Republicans in the US Congress and others in the party are apparently concerned that President Donald Trump, or perhaps voters besotted with the president, will target them should they oppose him. The truth is Trump has yet to demonstrate any kind of impressive capacity for inflicting political damage.
Oh, yes, Trump is clearly capable of tweeting all sorts of nasty things about those he considers his enemies. He won‘t address their arguments; he’ll level petty, personal attacks. No doubt those aren‘t any fun to deal with.
And yet, where’s the evidence of serious political damage, either from Trump attacks or from Trump voters rallying to their hero?
Take, for example, Marco Rubio. The Florida senator took the full brunt of Trump's attacks last year during the presidential nomination contest. Even if we accept that Trump’s attacks are what sunk Rubio‘s campaign, where is the long-term damage? Republicans begged him to run for re-election after he had previously said he would never do it. The party’s voters in Florida rewarded him with an easy nomination, and he then crushed his Democratic opponent in the general election. He does still seem to attract an outsized amount of ridicule from some in the media, but a lot of that preceded Trump‘s attacks.
And that’s the general pattern. Yes, Trump did, as he constantly reminds us (and himself), defeat over a dozen candidates for the Republican nomination. Even if you give Trump full credit for that -- and the truth is that most of those “he” defeated actually knocked each other out or self-sabotaged -- none of them with the possible exception of Jeb Bush was really damaged by the experience.

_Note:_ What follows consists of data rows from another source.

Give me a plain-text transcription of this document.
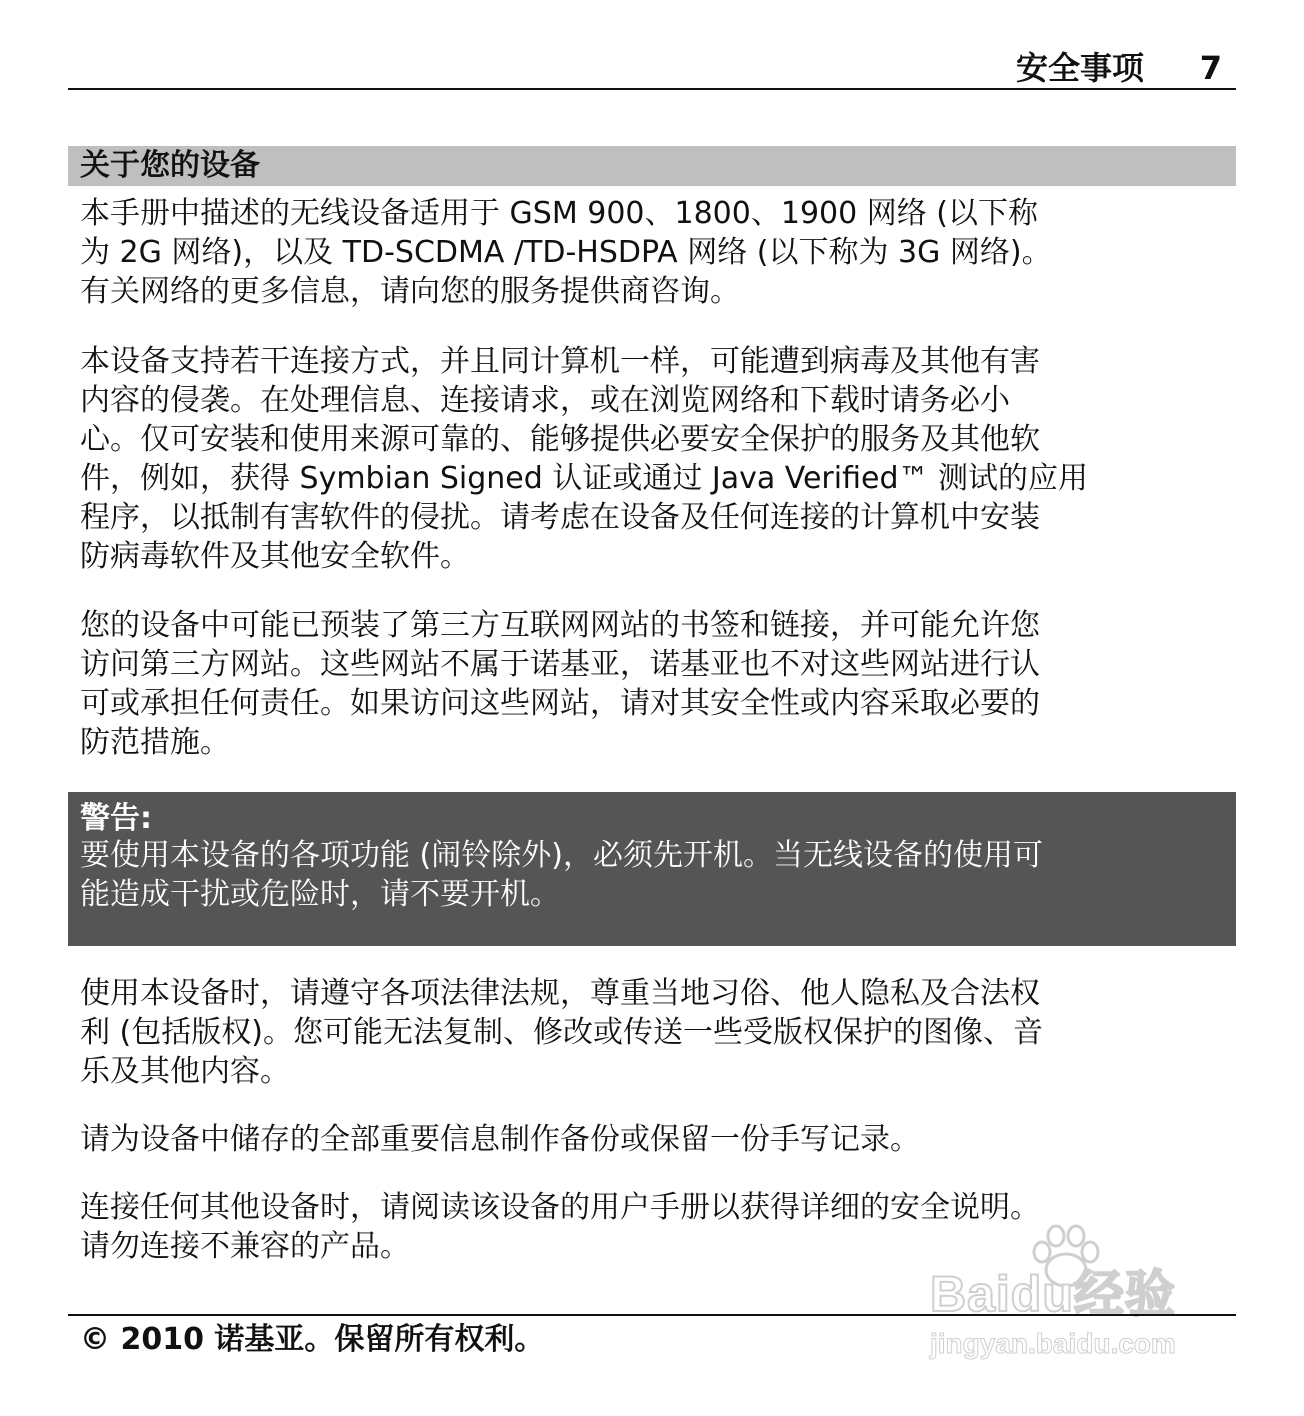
安全事项 7
关于您的设备
本手册中描述的无线设备适用于 GSM 900、1800、1900 网络 (以下称
为 2G 网络)，以及 TD-SCDMA /TD-HSDPA 网络 (以下称为 3G 网络)。
有关网络的更多信息，请向您的服务提供商咨询。
本设备支持若干连接方式，并且同计算机一样，可能遭到病毒及其他有害
内容的侵袭。在处理信息、连接请求，或在浏览网络和下载时请务必小
心。仅可安装和使用来源可靠的、能够提供必要安全保护的服务及其他软
件，例如，获得 Symbian Signed 认证或通过 Java Verified™ 测试的应用
程序，以抵制有害软件的侵扰。请考虑在设备及任何连接的计算机中安装
防病毒软件及其他安全软件。
您的设备中可能已预装了第三方互联网网站的书签和链接，并可能允许您
访问第三方网站。这些网站不属于诺基亚，诺基亚也不对这些网站进行认
可或承担任何责任。如果访问这些网站，请对其安全性或内容采取必要的
防范措施。
警告:
要使用本设备的各项功能 (闹铃除外)，必须先开机。当无线设备的使用可
能造成干扰或危险时，请不要开机。
使用本设备时，请遵守各项法律法规，尊重当地习俗、他人隐私及合法权
利 (包括版权)。您可能无法复制、修改或传送一些受版权保护的图像、音
乐及其他内容。
请为设备中储存的全部重要信息制作备份或保留一份手写记录。
连接任何其他设备时，请阅读该设备的用户手册以获得详细的安全说明。
请勿连接不兼容的产品。
Baidu经验
jingyan.baidu.com
© 2010 诺基亚。保留所有权利。
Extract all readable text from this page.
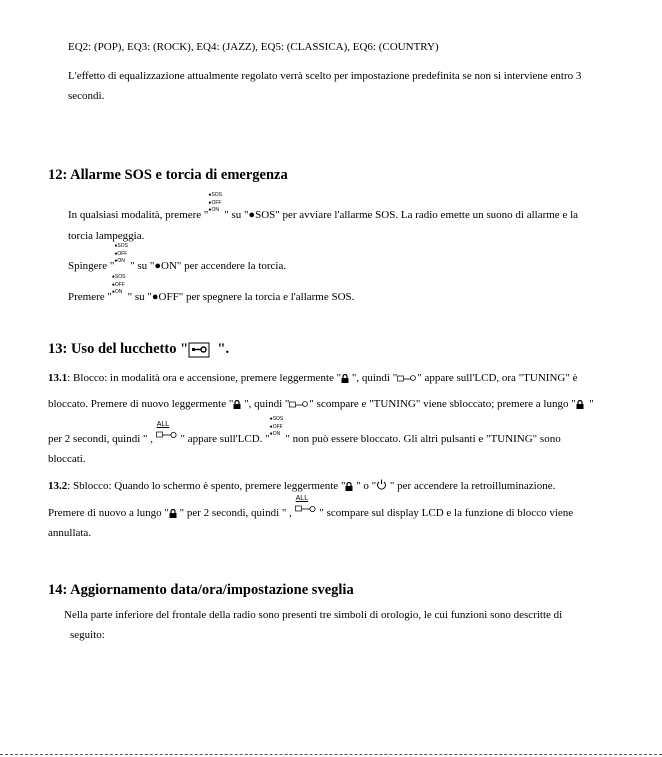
EQ2: (POP), EQ3: (ROCK), EQ4: (JAZZ), EQ5: (CLASSICA), EQ6: (COUNTRY)
L'effetto di equalizzazione attualmente regolato verrà scelto per impostazione predefinita se non si interviene entro 3
secondi.
12: Allarme SOS e torcia di emergenza
In qualsiasi modalità, premere "
●SOS
●OFF
●ON " su "●SOS" per avviare l'allarme SOS. La radio emette un suono di allarme e la
torcia lampeggia.
Spingere "
●SOS
●OFF
●ON " su "●ON" per accendere la torcia.
Premere "
●SOS
●OFF
●ON " su "●OFF" per spegnere la torcia e l'allarme SOS.
13: Uso del lucchetto " ".
13.1: Blocco: in modalità ora e accensione, premere leggermente " ", quindi " " appare sull'LCD, ora "TUNING" è
bloccato. Premere di nuovo leggermente " ", quindi " " scompare e "TUNING" viene sbloccato; premere a lungo " "
per 2 secondi, quindi " ,
ALL
" appare sull'LCD. "
●SOS
●OFF
●ON " non può essere bloccato. Gli altri pulsanti e "TUNING" sono
bloccati.
13.2: Sblocco: Quando lo schermo è spento, premere leggermente " " o " " per accendere la retroilluminazione.
Premere di nuovo a lungo " " per 2 secondi, quindi " ,
ALL
" scompare sul display LCD e la funzione di blocco viene
annullata.
14: Aggiornamento data/ora/impostazione sveglia
Nella parte inferiore del frontale della radio sono presenti tre simboli di orologio, le cui funzioni sono descritte di
seguito:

Most of them had little political standing before the 2016 election cycle, so they‘re no worse off now. Sens. Rand Paul, Lindsey Graham and Ted Cruz, like Rubio, emerged just as strong after the campaign as they had been going in. It’s not even clear that they‘ve lost popularity nationally (none of them have been polled recently), let alone endangered their Senate seats or effectiveness in that chamber.

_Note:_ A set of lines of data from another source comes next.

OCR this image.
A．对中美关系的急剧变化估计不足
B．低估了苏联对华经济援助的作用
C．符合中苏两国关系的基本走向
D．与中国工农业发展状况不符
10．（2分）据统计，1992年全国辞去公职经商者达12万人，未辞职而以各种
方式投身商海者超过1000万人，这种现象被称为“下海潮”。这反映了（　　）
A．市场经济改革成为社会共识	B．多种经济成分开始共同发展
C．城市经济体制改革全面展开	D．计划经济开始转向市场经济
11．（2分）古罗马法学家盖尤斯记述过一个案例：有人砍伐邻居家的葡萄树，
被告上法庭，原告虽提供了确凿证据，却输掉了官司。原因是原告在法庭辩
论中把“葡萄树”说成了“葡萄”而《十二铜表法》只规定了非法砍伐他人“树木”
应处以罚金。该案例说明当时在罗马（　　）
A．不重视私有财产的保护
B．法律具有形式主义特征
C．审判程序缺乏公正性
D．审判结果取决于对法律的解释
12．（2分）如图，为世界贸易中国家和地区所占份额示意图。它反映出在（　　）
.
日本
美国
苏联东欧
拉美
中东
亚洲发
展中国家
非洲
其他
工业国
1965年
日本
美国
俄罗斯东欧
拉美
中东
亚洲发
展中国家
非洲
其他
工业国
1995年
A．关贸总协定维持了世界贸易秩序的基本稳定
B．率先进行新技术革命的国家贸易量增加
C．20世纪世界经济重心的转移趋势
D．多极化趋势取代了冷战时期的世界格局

Below the presidential campaign level, the evidence for the power of Trump’s Twitter account is just as weak. He’s gone after Republican congressional leaders Paul Ryan and Mitch McConnell; both of them are as secure in their jobs as they’ve ever been. Sen. John McCain continues to feel free to confront the president well over a year since Trump told us he prefers “people who weren‘t captured.” Arizona Republicans renominated McCain after those comments, and re-elected him in November.
Contrary to Trump’s braggadocio about revenge, the reality seems to be that he doesn‘t have enough of an attention span to really pursue his enemies, and he’s so susceptible to flattery that anyone who really wants to shake the president‘s anger can’t find it very difficult to do so. See: Ben Carson, whom Trump viciously attacked on the campaign trail before promoting him into his cabinet.
Or, for that matter, former President Barack Obama, who seemed to have won Trump over just by giving the then-president-elect the respect that his Electoral College totals had earned.
Despite his low overall approval ratings, Trump does remain popular among Republican voters and is likely to stay that way. But so far at least he‘s shown no ability to inspire threatening primary challenges to Republicans in Congress. That’s no surprise; presidents generally don‘t have the ability to do so. Constituents tend to like their own member of the US Congress, and presidential interference in that relationship isn’t likely to change that.
Indeed, the lack of follow-through from Trump should embolden Republicans to step away from him without much worry. Quite a few of them did so at various points during the campaign (after his attacks on Khizr Khan, and after the “Hollywood Access” tape surfaced), some of them quite sharply, without suffering any noticeable punishment from voters. As far as I can tell, none of the 24 Republican lawmakers who have spoken out against the travel ban were greeted back home with angry mobs of Trump supporters, or at least so far drawn primary challenges based on their disloyalty.
Of course in many cases, Republicans will support Trump‘s legislative agenda because they agree with it -- indeed, in many cases it’s more a question of Trump supporting what Hill Republicans want than the other way around. But when they do differ, or when they disagree with what Trump says or policies he espouses, it‘s probably safe to say so.
By Jonathan Bernstein
Jonathan Bernstein is a Bloomberg View columnist. He taught political science at the University of Texas at San Antonio and DePauw University and wrote A Plain Blog About Politics. –Ed.